Case study - Personal project

PipelineAI - Autonomous multi-agent research

A system that decomposes a question into 4-6 sub-questions, runs researchers in parallel, has a critic review them, then synthesizes. Four Docker services, a live DAG, and a cost discipline that avoids billing surprises.

DAG stages: 4
Services orchestrated: 4
Cosine dedup threshold: 0.92
Critic rounds: 2 max

The brief

A single LLM agent is powerful but limited. Hand it a complex question and it charges down one direction, ignores contradictions, and hands you back a plausible but opaque draft. PipelineAI explores the other approach: decompose, parallelise, critique, synthesize.

Personal project to push multi-agent orchestration into a real distributed system (Go + Postgres + Redis + Next.js), not a single-thread Python script.

The challenge

When you fan out N researchers in parallel on the same question, you end up with duplicates, silent contradictions, and an LLM bill that explodes. You need to dedup findings, surface conflicts without averaging them away, and account for every token before drowning in an infinite loop.

And it must stay readable: the user wants to watch the pipeline reason, not stare at a spinner for 90 seconds.

The solution

A 4-stage DAG (Planner → Researchers x N → Critic → Synthesizer) governed by a hard cap: the critic can re-trigger an investigation, but never more than 2 rounds. Unresolved contradictions surface in the final report, never hidden.

Findings are embedded (Voyage 1024d) and deduplicated against the session via pgvector cosine >= 0.92. System prompts use Anthropic's prompt cache. Every call is tracked per tier (input / output / cache-read / cache-write) with a configurable spend alert.

The pipeline

Four stages, orchestrated by the Go backend with sync.WaitGroup for the parallel phase. Events are published to Redis pub/sub then streamed via SSE to the DAG visualizer on the frontend.

Planner
Stage 1
Decomposes the initial question into 4 to 6 independent sub-questions. A single Claude call, schema-validated output.
Researchers
Stage 2 (parallel)
N goroutines, each running its own loop: web_search -> extract claims -> embed. No locks: Postgres handles concurrency and pgvector dedups.
Critic
Stage 3
Cross-reads findings, detects contradictions, may trigger a targeted re-investigation. Capped at 2 rounds to avoid expensive loops.
Synthesizer
Stage 4
Assembles the final report: claims with sources, per-claim confidence score, unresolved contradictions surfaced explicitly.

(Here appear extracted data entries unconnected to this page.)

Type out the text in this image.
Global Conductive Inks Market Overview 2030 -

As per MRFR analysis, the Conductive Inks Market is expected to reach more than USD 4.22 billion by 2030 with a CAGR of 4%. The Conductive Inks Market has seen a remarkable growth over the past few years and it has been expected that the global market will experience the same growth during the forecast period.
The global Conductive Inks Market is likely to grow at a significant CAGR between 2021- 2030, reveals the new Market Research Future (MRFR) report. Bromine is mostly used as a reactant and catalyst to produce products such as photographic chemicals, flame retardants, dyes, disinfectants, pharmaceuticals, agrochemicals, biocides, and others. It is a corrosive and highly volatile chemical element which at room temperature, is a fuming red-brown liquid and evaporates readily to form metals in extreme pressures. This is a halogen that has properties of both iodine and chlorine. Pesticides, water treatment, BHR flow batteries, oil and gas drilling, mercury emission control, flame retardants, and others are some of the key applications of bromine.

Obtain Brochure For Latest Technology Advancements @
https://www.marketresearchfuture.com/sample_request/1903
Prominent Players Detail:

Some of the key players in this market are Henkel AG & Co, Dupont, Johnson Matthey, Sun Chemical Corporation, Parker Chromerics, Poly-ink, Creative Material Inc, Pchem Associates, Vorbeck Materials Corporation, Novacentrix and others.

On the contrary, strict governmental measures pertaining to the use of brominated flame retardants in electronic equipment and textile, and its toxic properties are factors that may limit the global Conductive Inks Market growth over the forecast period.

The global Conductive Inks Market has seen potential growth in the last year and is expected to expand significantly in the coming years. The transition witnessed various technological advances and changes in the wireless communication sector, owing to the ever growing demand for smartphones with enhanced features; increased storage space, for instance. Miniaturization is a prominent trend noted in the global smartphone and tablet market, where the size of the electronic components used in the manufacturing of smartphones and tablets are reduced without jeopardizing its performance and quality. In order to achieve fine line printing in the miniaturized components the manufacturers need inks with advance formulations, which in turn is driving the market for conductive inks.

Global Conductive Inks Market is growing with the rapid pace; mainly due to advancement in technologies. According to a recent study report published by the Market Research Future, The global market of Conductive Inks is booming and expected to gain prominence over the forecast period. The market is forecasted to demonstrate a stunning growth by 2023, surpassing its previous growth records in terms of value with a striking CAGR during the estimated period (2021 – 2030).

Screenshot of the PipelineAI DAG visualizer showing the 4 pipeline stages mid-execution — fig. 01 - DAG visualizer mid-run

Design patterns

Goroutines + sync.WaitGroup for the parallel phase: no locks, Postgres handles concurrency
Semantic dedup via Voyage embeddings (1024d) + pgvector IVFFlat cosine >= 0.92
Prompt caching on every system prompt (planner, researchers, critic, synthesizer)
Per-tier token accounting (input / output / cache-read / cache-write) with configurable spend alert
SSE -> live DAG: the user watches each node change colour in real time
Contradictions surface, never averaged: the final report makes them explicit

Tech stack

Go 1.25 (API, orchestration, sync primitives)
Claude Sonnet 4.6 + web_search_20260209 tool
Voyage embeddings (1024 dimensions)
PostgreSQL + pgvector (IVFFlat, cosine)
Redis (pub/sub + job queue)
Next.js 16 + EventSource (SSE) + DAG visualizer
Docker Compose + GitHub Actions -> GHCR

Outcomes

Full pipeline shipped in a single day: 4 agents, 4 Docker services, CI/CD to GHCR, frontend with live DAG and SSE streaming.

Demonstrates a systems approach: multi-agent + Go concurrency + vector dedup + cost discipline. Not another LLM wrapper, but an orchestrator that makes reasoning transparent.